One day, when my daughter was a toddler, we had a terrible morning before dropping her off at daycare. My toddler was acting out, and everything was a battle; she had to change her socks three times, her toast wasn’t cut in the right direction (“I wanted triangles, not squares, mommy!”), and when I tried to buckle her in her car seat, it was like wrestling with a cranky, wriggly octopus.
I warned her educators about our tricky morning, and when I went to pick her up later that afternoon, I flinched as I awaited their response after I asked how her day went. “She was a delight; she had such a wonderful day!” I was shocked; how could my darling daughter be so different for me? Well, I’m not the only one reporting this phenomenon, and it may be a positive thing when our little people act out just for us. “Wait, what?” I can hear you ask; read on to learn why your toddler is acting out for you but being a total angel for everyone else.4
Why Does My Child Behave for Everyone But Me?
If you have found yourself asking this question, you aren’t alone. One psychological theory tells us all we need to know about why this happens — attachment. Attachment theory, founded by Mary Ainsworth and John Bowlby, explains that young children must develop a relationship with a primary caregiver. The quality and dynamics of this relationship influence how they behave and feel within other relationships. There are four types of attachment:1
The kind of attachment relationship that might influence your toddler acting out for you and behaving for others is called “secure attachment.”
What is Secure Attachment?
Babies cry when they’re upset. Infants whose primary caregiver responds consistently and appropriately to these needs — they comfort their baby when it becomes upset — become securely attached.1,2 They understand that their key attachment figure will care for them and keep them safe. They understand that their caregiver understands and wants to help them meet their needs.

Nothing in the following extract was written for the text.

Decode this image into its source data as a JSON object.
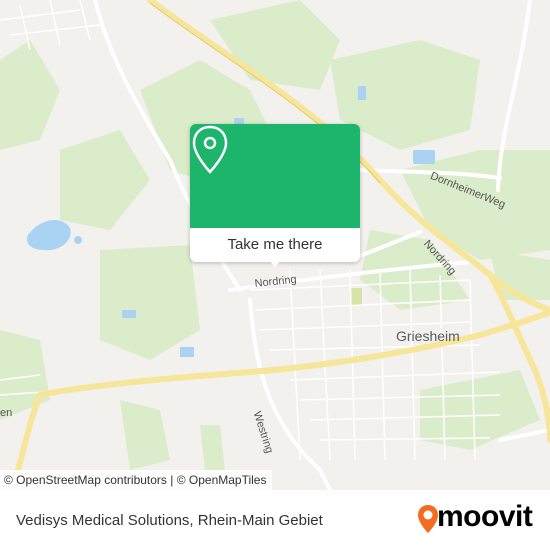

This makes babies feel secure enough to explore the world around them because they know that if something goes wrong, they have someone to return to for comfort, love, and safety. In turn, this helps them learn and develop appropriately. Securely attached children tend to have better self-esteem, are more independent, achieve more in education, have higher-quality relationships, and experience less anxiety and depression.2,3
Why Does My Toddler Act Different at Daycare Than at Home?
Here are five reasons why your toddler acts differently at daycare than they do at home.1,2,3,4
1. They Feel Safe Expressing All Their Emotions
When your toddler is acting out for you but not other people, it means they feel safe enough to express their emotions in front of you. They know there is nothing they can do that will make you stop loving or looking after them, so they feel comfortable letting it all out.
2. They Trust You Can Help Them
Securely attached children know that not only can they trust you to create a safe space to express their feelings, but they also trust that you can help them identify and meet their needs. Our children aren’t born knowing how to identify their feelings or what to do to manage big emotions, so knowing they can turn to you for help is reassuring and makes them feel safe.
3. They Don’t Feel as Secure Seeking Comfort from Others
Your precious toddler acting out might mean they have been saving up all their worries, hurts, sadness, and anger until they see you again. They might feel unsafe letting their emotions out except when they are with you.
4. They are Exhausted from Holding It in for Everyone Else
Not only might they be bottling up their feelings until they are in your safe and comforting arms, but managing and containing their feelings might be exhausting your child. This adds to the jumble of emotions and physical and emotional discomfort. So when you come and collect them, or they lay eyes on you, out come the feelings!
5. They Know Your Triggers
This is not necessarily due to secure attachment, but your little person knows you just as well as you know them. Your toddler acts differently at daycare than at home because they know which buttons to press to make you tick or make you respond or react to them in a certain way. They don’t know anyone else this well, nor do they feel as secure or safe to “test” other people because they can’t always be confident of the reaction they will get.
It’s easy to assume your child likes other people better than you because they behave differently — but it’s the opposite. This pattern of your toddler acting out for you and not other people might be a sign of secure attachment for your child. I know that what I’m saying might not feel like a positive thing. It’s still exhausting and challenging if your child saves up all the tricky behaviors for you. So you must find time for self-care or time apart to recuperate and recover your energy. It also doesn’t mean the behavior isn’t problematic, even if we can understand its origin. Ensure that you seek support if you need help finding ways of managing and supporting your child with challenging behavior — this could be with your family doctor, a pediatrician, or a mental health professional.